I mention this activism specifically because in many ways we face a similar problem: we cannot wait for the next election because irreparable and immediate harm is in progress. We face a similar situation: the imposition on us of a life we do not want by people who hold the reins of power. We face a similar atmosphere: people who tell us there is nothing we can do about it because it is too late, they had passed a bill etc. The scale was smaller but for we who had everything we loved on the line, it felt utterly desperate. Failure was not an option.
And success involved transcending parties which was easy because the people opposing us were from both parties. We started out with a small group and raised the alarm. Most people didn’t even know what fracking was. We brought victims from other places to tell their story, showed films of people lighting their tap water on fire in Pennsylvania, presented what fracking does to the landscape – turns it in to a hellscape—not the kind of place at all to co-exist with the New York Wine Trail that people had spent decades working to create and all the other things that went with a collective decision to have an economy that did not destroy the beauty that was the reason we lived here in the first place. Once people knew the truth, their first question was, “How can I help stop this?”
I feel this is analogous to the situation we are in with Project 2025, which is really Project 1825.
Even before the election, those who knew what it was were overwhelmingly opposed, and I reckon had they realized their vote would have resulted in its implementation, they would have voted otherwise. Same for many of those who didn’t vote. Many don’t vote not out of apathy, but because their experience is that elections don’t meaningfully impact their lives, whether for good or ill. I think if they knew this was going happen, they might have voted to stop it because in no way do they want this.
There are some issues that I think are particularly well-suited to engaging a coalition transcending partisanship. One of those is cutting Medicaid and CHIP. Every Congressional district has recipients. Below is a link to charts for every district.

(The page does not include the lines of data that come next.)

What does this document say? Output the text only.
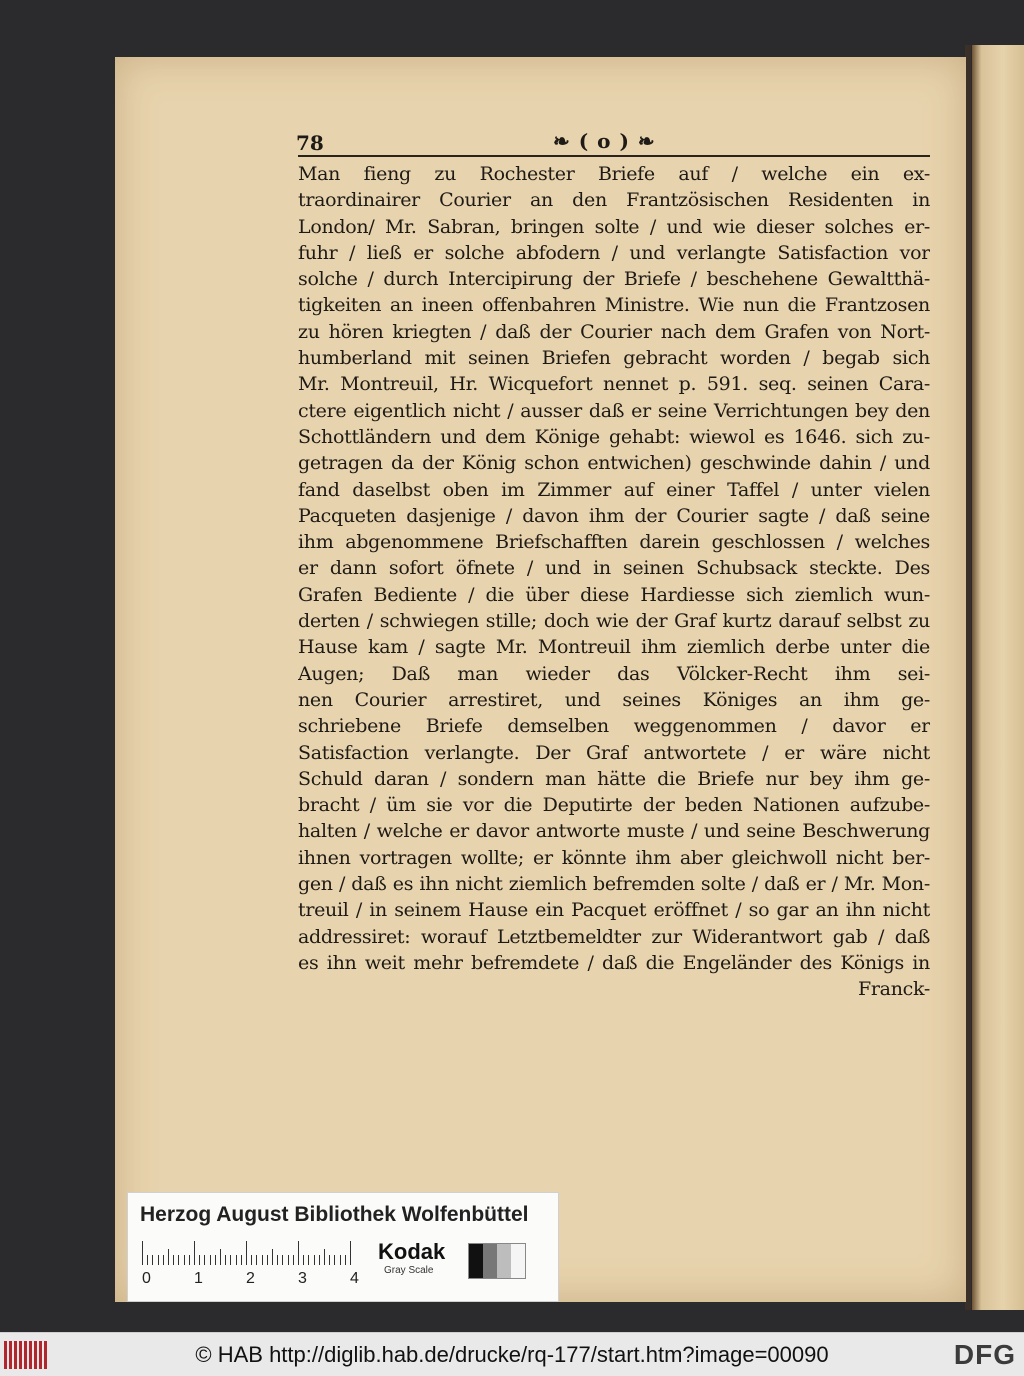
78	❧ ( o ) ❧
Man fieng zu Rochester Briefe auf / welche ein ex-
traordinairer Courier an den Frantzösischen Residenten in
London/ Mr. Sabran, bringen solte / und wie dieser solches er-
fuhr / ließ er solche abfodern / und verlangte Satisfaction vor
solche / durch Intercipirung der Briefe / beschehene Gewaltthä-
tigkeiten an ineen offenbahren Ministre. Wie nun die Frantzosen
zu hören kriegten / daß der Courier nach dem Grafen von Nort-
humberland mit seinen Briefen gebracht worden / begab sich
Mr. Montreuil, Hr. Wicquefort nennet p. 591. seq. seinen Cara-
ctere eigentlich nicht / ausser daß er seine Verrichtungen bey den
Schottländern und dem Könige gehabt: wiewol es 1646. sich zu-
getragen da der König schon entwichen) geschwinde dahin / und
fand daselbst oben im Zimmer auf einer Taffel / unter vielen
Pacqueten dasjenige / davon ihm der Courier sagte / daß seine
ihm abgenommene Briefschafften darein geschlossen / welches
er dann sofort öfnete / und in seinen Schubsack steckte. Des
Grafen Bediente / die über diese Hardiesse sich ziemlich wun-
derten / schwiegen stille; doch wie der Graf kurtz darauf selbst zu
Hause kam / sagte Mr. Montreuil ihm ziemlich derbe unter die
Augen; Daß man wieder das Völcker-Recht ihm sei-
nen Courier arrestiret, und seines Königes an ihm ge-
schriebene Briefe demselben weggenommen / davor er
Satisfaction verlangte. Der Graf antwortete / er wäre nicht
Schuld daran / sondern man hätte die Briefe nur bey ihm ge-
bracht / üm sie vor die Deputirte der beden Nationen aufzube-
halten / welche er davor antworte muste / und seine Beschwerung
ihnen vortragen wollte; er könnte ihm aber gleichwoll nicht ber-
gen / daß es ihn nicht ziemlich befremden solte / daß er / Mr. Mon-
treuil / in seinem Hause ein Pacquet eröffnet / so gar an ihn nicht
addressiret: worauf Letztbemeldter zur Widerantwort gab / daß
es ihn weit mehr befremdete / daß die Engeländer des Königs in
Franck-
Herzog August Bibliothek Wolfenbüttel
0	1	2	3	4
Kodak
Gray Scale
© HAB http://diglib.hab.de/drucke/rq-177/start.htm?image=00090	DFG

https://acasignups.net/25/01/29/how-many-people-have-medicaidchip-coverage-your-congressional-district
25-30% percent is common but these numbers under count those impacted. Did you know that Medicare ( for seniors over 65) charges a “premium” that is automatically deducted from your social security payment that is at best roughly equivalent to a person working full time at minimum wage? Medicaid pays the premium for someone’s elderly parents, and it provides insurance for adults who work low paying jobs. Even if a person has a job where they get insurance, they have loved ones who rely on these programs. Even if they’re Republicans I daresay they did not vote for the suffering and death of those who mean the most to them.

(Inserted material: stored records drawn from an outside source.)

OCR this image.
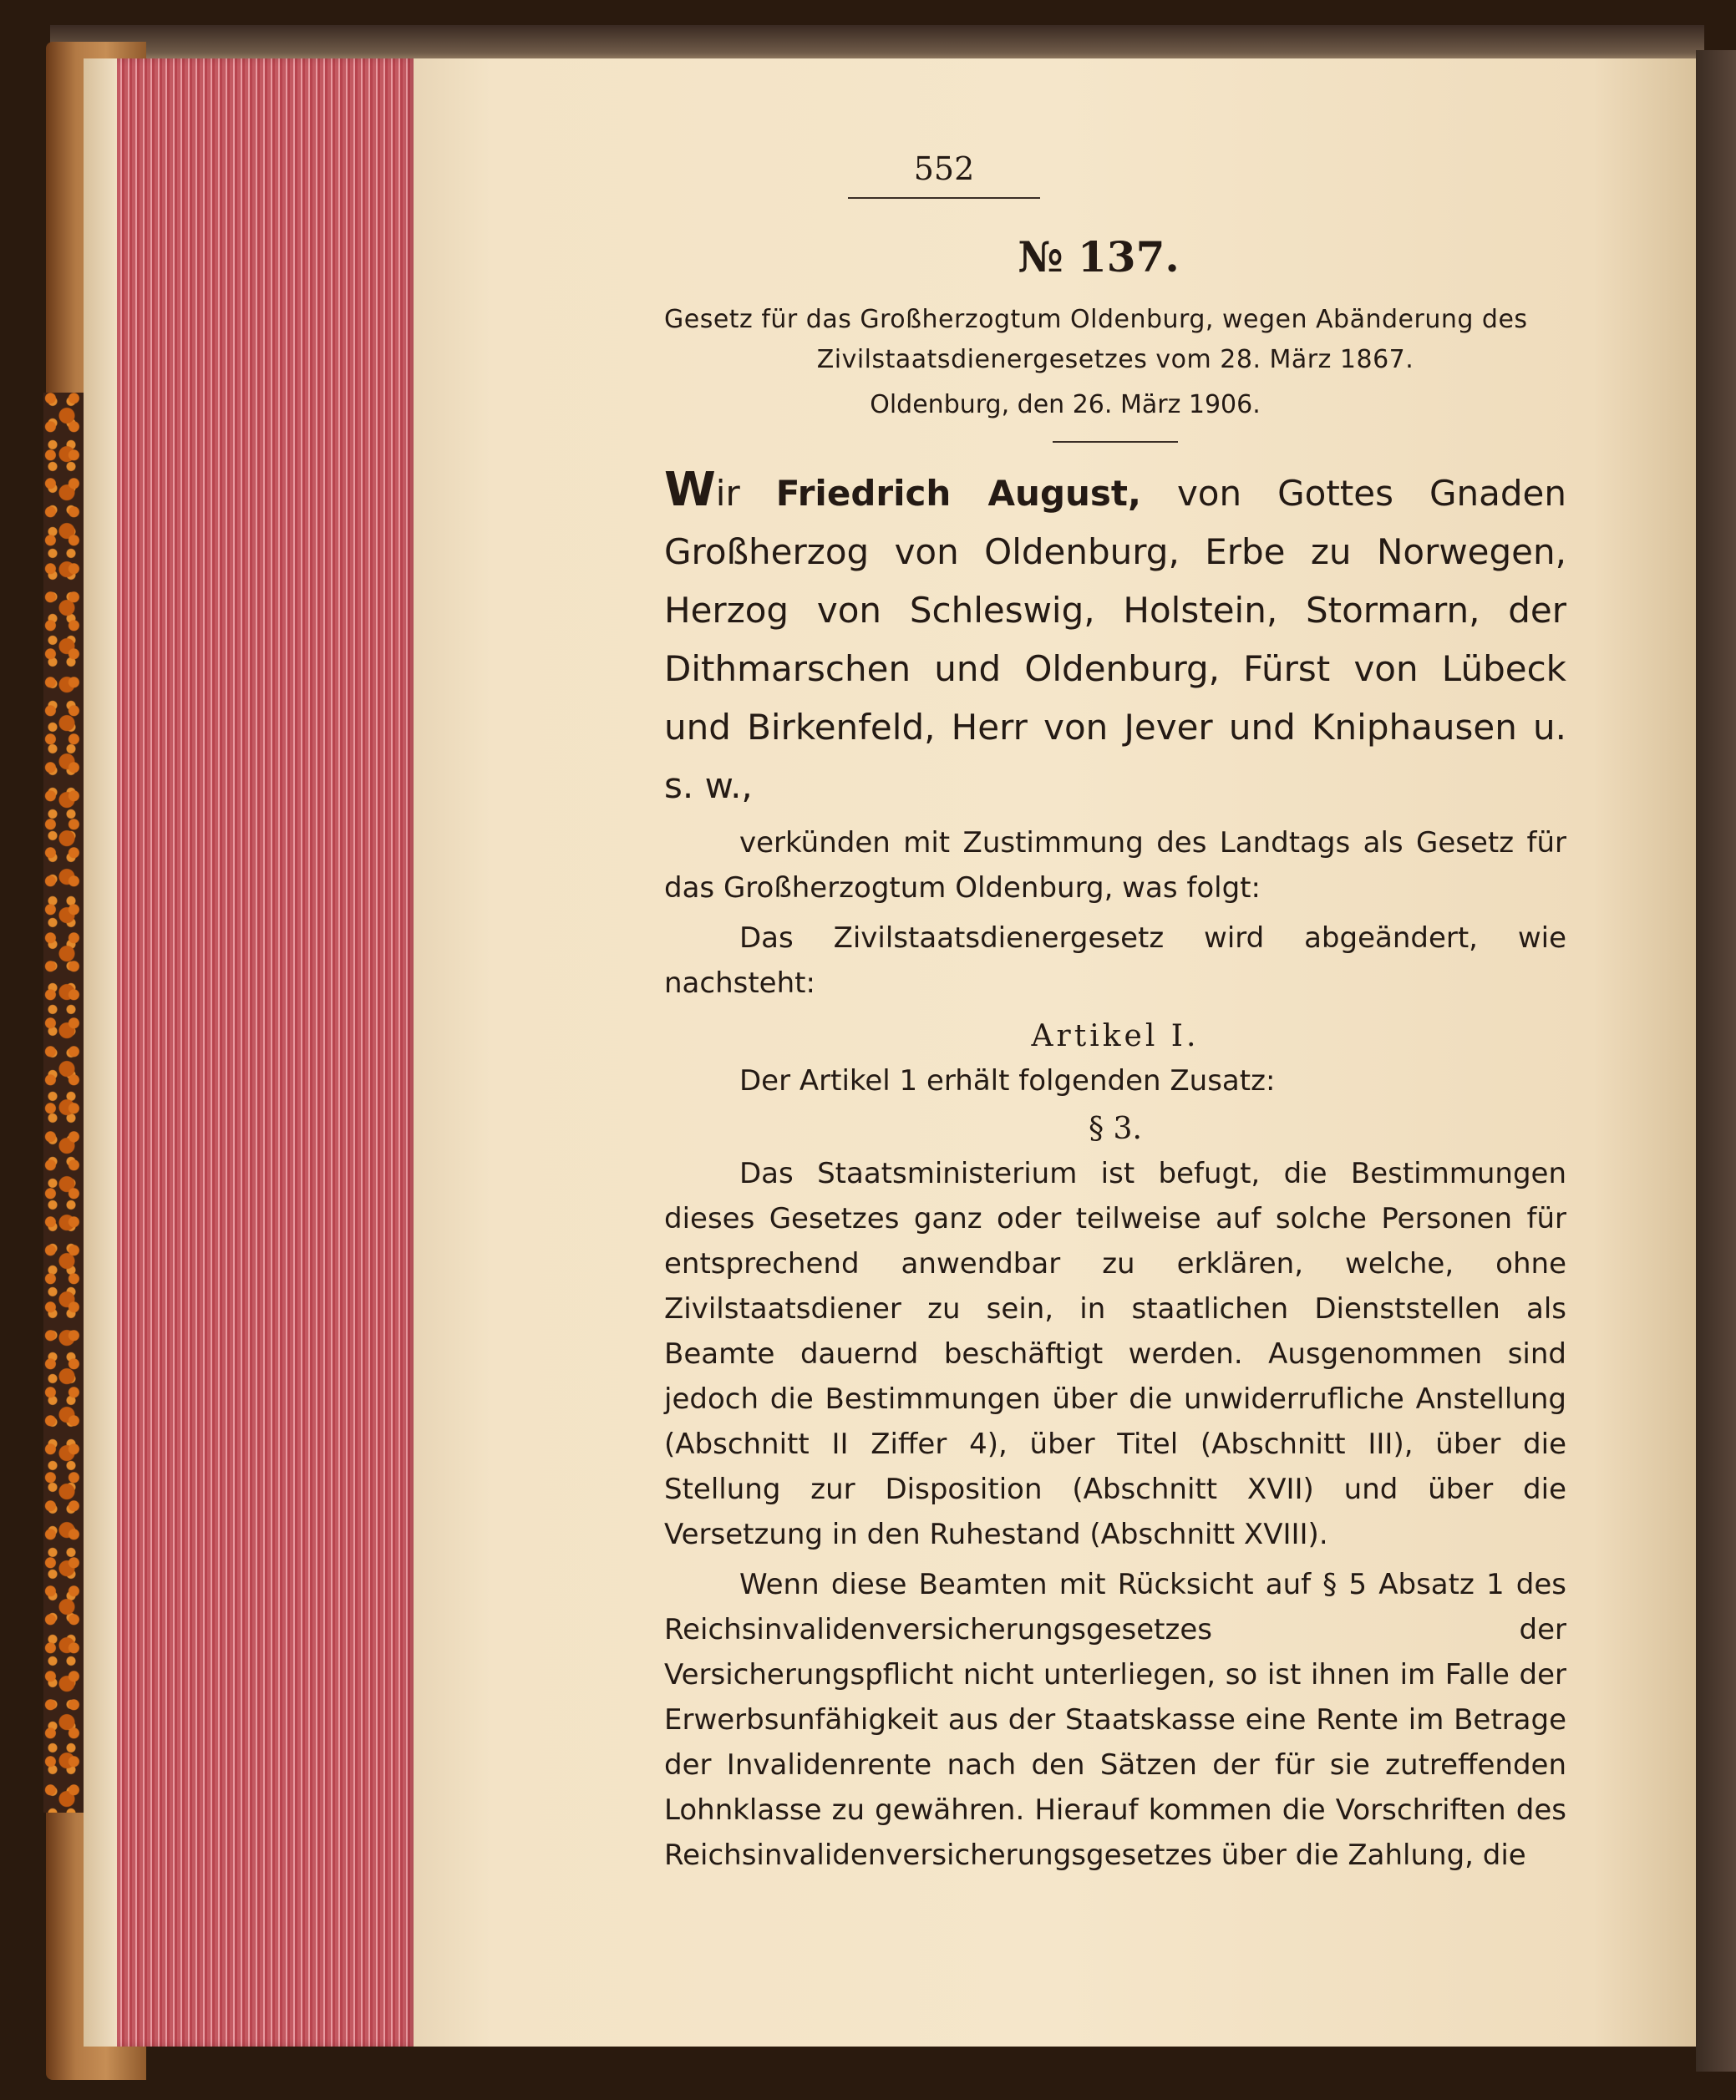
552
№ 137.
Gesetz für das Großherzogtum Oldenburg, wegen Abänderung des
Zivilstaatsdienergesetzes vom 28. März 1867.
Oldenburg, den 26. März 1906.

Wir Friedrich August, von Gottes Gnaden Großherzog von Oldenburg, Erbe zu Norwegen, Herzog von Schleswig, Holstein, Stormarn, der Dithmarschen und Oldenburg, Fürst von Lübeck und Birkenfeld, Herr von Jever und Kniphausen u. s. w.,

verkünden mit Zustimmung des Landtags als Gesetz für das Großherzogtum Oldenburg, was folgt:

Das Zivilstaatsdienergesetz wird abgeändert, wie nachsteht:

Artikel I.

Der Artikel 1 erhält folgenden Zusatz:

§ 3.

Das Staatsministerium ist befugt, die Bestimmungen dieses Gesetzes ganz oder teilweise auf solche Personen für entsprechend anwendbar zu erklären, welche, ohne Zivilstaatsdiener zu sein, in staatlichen Dienststellen als Beamte dauernd beschäftigt werden. Ausgenommen sind jedoch die Bestimmungen über die unwiderrufliche Anstellung (Abschnitt II Ziffer 4), über Titel (Abschnitt III), über die Stellung zur Disposition (Abschnitt XVII) und über die Versetzung in den Ruhestand (Abschnitt XVIII).

Wenn diese Beamten mit Rücksicht auf § 5 Absatz 1 des Reichsinvalidenversicherungsgesetzes der Versicherungspflicht nicht unterliegen, so ist ihnen im Falle der Erwerbsunfähigkeit aus der Staatskasse eine Rente im Betrage der Invalidenrente nach den Sätzen der für sie zutreffenden Lohnklasse zu gewähren. Hierauf kommen die Vorschriften des Reichsinvalidenversicherungsgesetzes über die Zahlung, die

Like fracking was for us, this issue hits people in a profoundly personal way, and in my experience, those movements are the easiest to organize because real passion and real fear are there. And, anyone can understand this issue immediately in one sentence. The enemy has already given us a boost by that funding shutdown that had to be enjoined by a court.
People already tried to use their cards so to speak, and they weren’t working. They felt the panic, and when we reach out they will know we’re not lying about the threat.
OUR JOB IS TO RAISE THE AMERICAN PEOPLE TO DEFIANCE. WE’RE ALL PAUL REVERE TODAY SO SADDLE UP. PROJECT 2025 UPON US. (There’s a good graphic in there somewhere)
Thanks for your attention. I have many action ideas but this post is already long when we all have so much to read.